Given matrices $A$, $C$ such that $ACA=0$, show that characteristic polynomial of $AB$ and $A(B+C)$ is same for any matrix B.

Question

Given matrices $A$ and $C$ such that $ACA=0$, show that characteristic polynomial of $AB$ and $A(B+C)$ is same for any matrix B.This question was in a worksheet for Cayley Hamilton Theorem. The order of the matrices was not mentioned so I assume I have to prove it in general $A, B, C \in M_{n \times n}(\mathbb{R})$
If $r(A)=0$ then $A=0$ and the proof is trivial.
If $r(A)=n$ then $A$ is invertible so $C=0$ and the proof is trivial again.
So for the non trivial case, $1<r(A)<n$ which also implies $A$ is a matrix with $det(A)=0$
$r(AB)\leq r(A)$ and $r(A(B+C))\leq r(A)$ so both matrices must also have a zero determinant.

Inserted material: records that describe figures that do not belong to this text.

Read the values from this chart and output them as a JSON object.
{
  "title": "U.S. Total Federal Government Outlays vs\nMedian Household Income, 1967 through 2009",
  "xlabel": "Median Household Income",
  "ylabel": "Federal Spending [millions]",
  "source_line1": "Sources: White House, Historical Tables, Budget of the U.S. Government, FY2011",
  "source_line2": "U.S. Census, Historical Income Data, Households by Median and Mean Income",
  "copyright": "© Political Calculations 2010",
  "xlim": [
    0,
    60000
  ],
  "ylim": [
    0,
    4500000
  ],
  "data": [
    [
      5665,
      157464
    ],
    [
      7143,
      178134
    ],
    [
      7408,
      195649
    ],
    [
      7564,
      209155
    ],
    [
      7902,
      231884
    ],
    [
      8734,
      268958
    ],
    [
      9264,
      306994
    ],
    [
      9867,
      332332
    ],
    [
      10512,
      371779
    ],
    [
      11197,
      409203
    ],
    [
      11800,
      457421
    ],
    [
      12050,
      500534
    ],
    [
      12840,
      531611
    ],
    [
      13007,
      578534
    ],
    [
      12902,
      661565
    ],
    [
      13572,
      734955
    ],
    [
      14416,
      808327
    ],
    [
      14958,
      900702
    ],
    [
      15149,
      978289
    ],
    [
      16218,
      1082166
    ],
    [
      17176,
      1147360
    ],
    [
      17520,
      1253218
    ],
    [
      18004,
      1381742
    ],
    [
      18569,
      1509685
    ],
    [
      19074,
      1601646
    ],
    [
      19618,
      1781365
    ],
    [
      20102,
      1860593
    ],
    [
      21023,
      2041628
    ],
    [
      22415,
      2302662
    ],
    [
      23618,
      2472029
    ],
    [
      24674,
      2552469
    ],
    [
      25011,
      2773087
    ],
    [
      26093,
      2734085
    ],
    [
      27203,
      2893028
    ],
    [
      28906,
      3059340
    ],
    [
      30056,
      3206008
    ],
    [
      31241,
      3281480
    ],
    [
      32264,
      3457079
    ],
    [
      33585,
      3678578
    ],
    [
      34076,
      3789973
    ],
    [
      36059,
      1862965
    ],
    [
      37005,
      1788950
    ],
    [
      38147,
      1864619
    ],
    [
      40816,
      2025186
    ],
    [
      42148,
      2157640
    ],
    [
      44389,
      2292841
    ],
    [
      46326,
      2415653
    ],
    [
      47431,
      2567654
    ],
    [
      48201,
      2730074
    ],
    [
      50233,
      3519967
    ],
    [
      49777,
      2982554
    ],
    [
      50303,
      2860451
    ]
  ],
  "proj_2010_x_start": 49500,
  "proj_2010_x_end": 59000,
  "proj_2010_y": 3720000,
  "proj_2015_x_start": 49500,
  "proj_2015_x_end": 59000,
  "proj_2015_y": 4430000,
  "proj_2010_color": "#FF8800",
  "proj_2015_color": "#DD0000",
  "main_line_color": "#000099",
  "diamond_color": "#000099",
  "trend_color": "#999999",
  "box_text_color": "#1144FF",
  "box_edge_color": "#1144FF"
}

My attempt was to show charpoly $AB$ is satisfied by $AB+AC$ and vice-versa to conclude the charpoly must be equal (which now that I think about it, will not prove their characteristic polynomials are equal!!)
$(AB+AC)^n = (AB)^{n-1}A(B+C)$ for $n\in \mathbb{N}$
Now let $det(xI-AB)=f(x) = c_0 + c_1x + ... + c_{n-1}x^{n-1} + x^n$
Evaluate $f(AB+AC) = c_0I + c_1(AB+AC) + ... + c_{n-1}(AB+AC)^{n-1} + (AB+AC)^n$
$f(AB+AC) = c_0I + c_1(AB+AC) + ... + c_{n-1}(AB)^{n-2}A(B+C) + (AB)^{n-1}A(B+C)$
$f(AB+AC) = f(AB) + c_1AC + c_2(AB)AC + ... + c_{n-1}(AB)^{n-2}AC + (AB)^{n-1}AC$

And this is where I was stumped. Any hints on how to approach this question? Or just the solution straight up also works. Thank you.